It is of interest to mention that some other regressors were subjected to experimentation such as the LightGMB or Catboost regressor. However, these results were omitted because they show the inability of the regressors to be trained satisfactorily to generate a forecast. This fact matches with previous research [62] which mentioned the abundant amount of data necessary for these two methods and their correct training. Within the context of this work, and many others where the case studies have a limited amount of data, an open challenge remains because the relations between time and space in time series are dynamic, therefore the analysis performed is valid only for a short-term period.

Remembering that the main objective of this work is the study and detection of anomalies within domestic electricity consumption data, the previous results become relevant by providing us with the forecast that will be used in the detection of anomalies. However, despite the importance of generating a forecast that is as close to the test data as possible (see Figure 7), the available resources have not been fully allocated to achieve this goal and minimize the error. The results obtained in the generation of the electric energy consumption forecast can be improved, but they represent a good basis to continue with the methodology.

The methodology for altering the forecast tries to emulate in the best possible way different scenarios that can occur on a day-to-day basis in domestic electricity consumption. The main interest of this work is the increases and decreases in electrical consumption that have been determined as anomalous. Within this methodology, it is always ensured that a certain percentage of different dates are chosen randomly for data modification, as this allows for fair comparisons. Omitting them can cause the same date to be chosen twice and produce misleading results in the iteration. Likewise, the certainty of generating alteration factors that remain within the expected real context of electrical consumption is implemented. This means that the modified forecast always remains within the range of a home’s actual electrical consumption, without presenting extremely large, small or even negative values.

The analysis of the results obtained in the prediction and anomaly detection process share a special characteristic: depending on the main objective being worked on, there is a metric that best describes that objective. A broad set of metrics has been transparently presented to provide a complete picture to achieve a deep understanding of the results.

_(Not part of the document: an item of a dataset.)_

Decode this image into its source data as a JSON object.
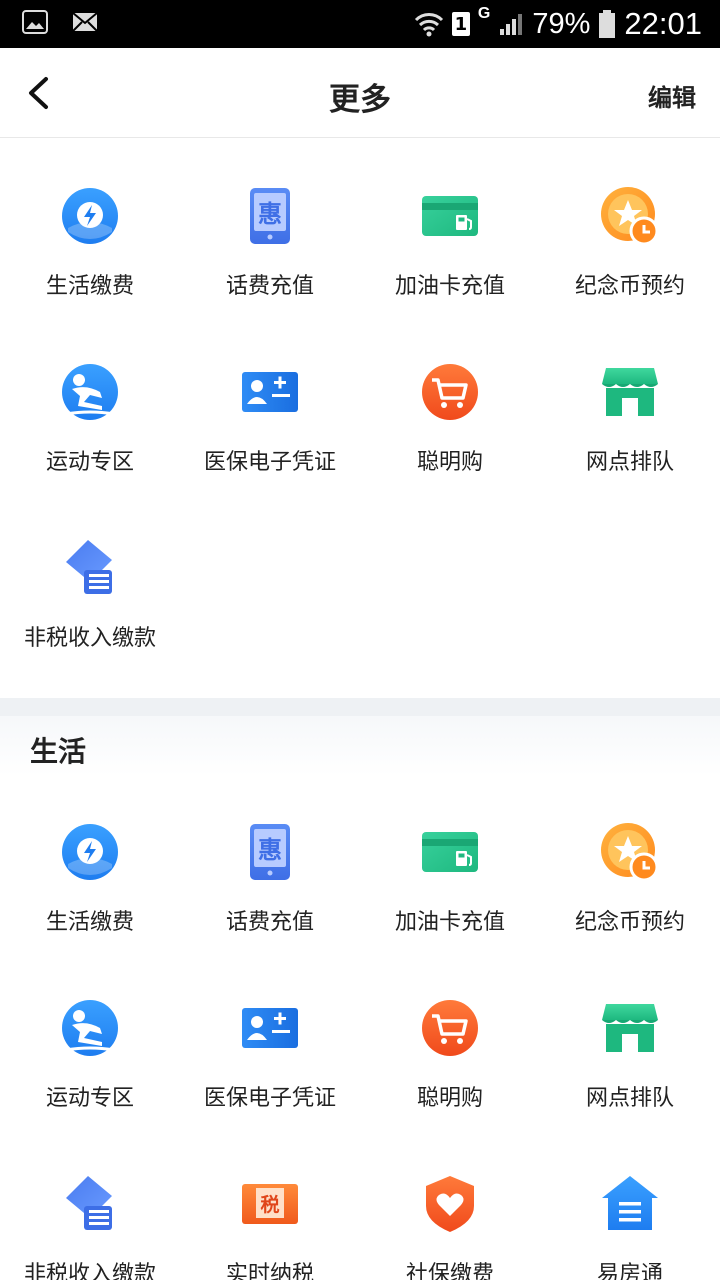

Additionally, after SHAP analysis over one instance identified by the outlier prediction model as abnormal, enables a deeper understanding of why variables’ values make that instance abnormal.

7. Conclusions

An electricity consumption prediction model has been developed using exogenous and endogenous variables during training with a mean absolute percentage error amount of less than 18% using a random forest regressor. The quality of the model has been ensured by performing cross-validation through the backtesting procedure respecting the time-dependent nature of the time series. At the same time, the appropriate hyperparameter has been chosen for training, seeking to maximize performance metrics.

Using the results of this regression model, a 30-day forecast of electrical consumption, an anomaly-detection model has been developed using isolation forest, where, based on the corresponding analysis of the choice of appropriate limit, it has been possible to capture up to 75% of the artificially generated anomalies over 30 different iterations with randomly selected abnormal days. It has been decided to focus on the identification of the greatest possible number of anomalies as an objective metric because these anomalies can indicate critical problems such as failures in equipment or facilities that require immediate attention and care. The existence of false negatives, that is anomalies that have not been detected, can have serious consequences that can harm domestic inhabitants or the electrical network in general. Also, this approach allows a proactive and preventive attitude in the face of possible failures or occurrences not foreseen in the present.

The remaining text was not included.